Embedded Python Architecture

QWE operates as a library within the application process, not a separate service. This eliminates network latency, simplifies deployment topology, and ensures workflow state transitions participate in the same database transactions as application data.

Key Benefits:

No network overhead between application and workflow logic
Single transaction boundary for state and business data
Simplified deployment and scaling

Heavy BPMN Server Replacement

QWE explicitly targets replacement scenarios where organizations need workflow capabilities without BPMN's infrastructure and cognitive overhead.

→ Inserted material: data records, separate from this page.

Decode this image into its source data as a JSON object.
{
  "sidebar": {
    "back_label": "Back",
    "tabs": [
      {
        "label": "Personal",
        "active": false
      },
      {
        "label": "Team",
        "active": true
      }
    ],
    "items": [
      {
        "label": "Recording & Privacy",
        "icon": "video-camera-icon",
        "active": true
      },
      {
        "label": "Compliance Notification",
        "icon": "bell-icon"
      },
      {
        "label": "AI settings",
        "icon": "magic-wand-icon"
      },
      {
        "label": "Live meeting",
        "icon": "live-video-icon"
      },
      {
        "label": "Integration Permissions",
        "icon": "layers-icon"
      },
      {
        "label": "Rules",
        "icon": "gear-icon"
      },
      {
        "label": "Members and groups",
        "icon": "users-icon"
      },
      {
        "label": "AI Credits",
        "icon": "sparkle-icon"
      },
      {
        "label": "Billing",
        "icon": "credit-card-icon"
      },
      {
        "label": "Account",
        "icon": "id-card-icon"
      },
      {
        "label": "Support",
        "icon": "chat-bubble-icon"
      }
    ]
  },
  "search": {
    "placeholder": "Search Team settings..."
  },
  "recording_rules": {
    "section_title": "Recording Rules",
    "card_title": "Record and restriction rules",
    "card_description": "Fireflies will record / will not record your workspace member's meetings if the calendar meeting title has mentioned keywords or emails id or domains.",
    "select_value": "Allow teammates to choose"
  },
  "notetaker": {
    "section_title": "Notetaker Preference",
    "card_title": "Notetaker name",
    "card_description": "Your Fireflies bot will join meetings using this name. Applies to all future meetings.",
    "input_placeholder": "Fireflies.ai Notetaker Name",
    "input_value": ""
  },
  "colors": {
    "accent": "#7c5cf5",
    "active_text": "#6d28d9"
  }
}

The specification identifies Camunda, ProcessMaker, and LUCIDCharts as representative targets, offering superior developer experience and operational characteristics.

Core Capabilities

ACID Transaction Safety

Every state transition follows a strict atomic sequence with pessimistic locking via SELECT FOR UPDATE, ensuring no partial states or race conditions.

Guarantee: State, audit, and saga plan always consistent

Distributed Side Effects

Saga pattern implementation with orchestration-based coordination, compensation on failure, and retry with exponential backoff.

Pattern: Garcia-Molina & Salem, 1987 ACM SIGMOD

Business Logic Decoupling

JSON-based rules stored in database enable product managers to tune thresholds without code deployments, while workflow structure remains version-controlled.

Integration: checkngn rule engine

System Architecture

Layered Design

QWE implements strict separation of concerns across four layers, enabling independent evolution, testing, and scaling of each architectural component.

API Layer

Handles HTTP requests, authentication, and rate limiting using Redis token-bucket algorithm.

Key Characteristics: Thin delegation to Core Engine, pluggable authentication, sub-millisecond rate limiting

Core Engine

Pure Python logic managing state machines and business rules with no direct infrastructure dependencies.

Key Characteristics: Highly testable, no Celery/Redis dependencies, integrates transitions library and checkngn rule engine

Persistence Layer

Manages ACID transactions with pessimistic locking and immutable audit logging.

Key Characteristics: PostgreSQL with SELECT FOR UPDATE, append-only audit trail, transaction boundary encompasses all mutations

Async Infrastructure

Handles timers and sagas via pluggable Dispatcher protocol with Celery/Redis reference implementation.

Key Characteristics: Protocol abstraction enables alternative backends, fire-and-forget dispatch semantics

Component Inventory

WorkflowEngine

Orchestrates locking, rules, and state changes

WorkflowMachine

Base class for workflow definitions

WorkflowVisualizer

Generates runtime-aware Mermaid diagrams

CeleryDispatcher

Implements async interface for timers/sagas

Dispatcher Protocol


class Dispatcher(Protocol):

    def dispatch_saga(self, saga_id: UUID) -> None: ...

    def schedule_timer(self, timer_id: UUID, eta: datetime) -> str: ...

    def revoke_task(self, task_id: str) -> None: ...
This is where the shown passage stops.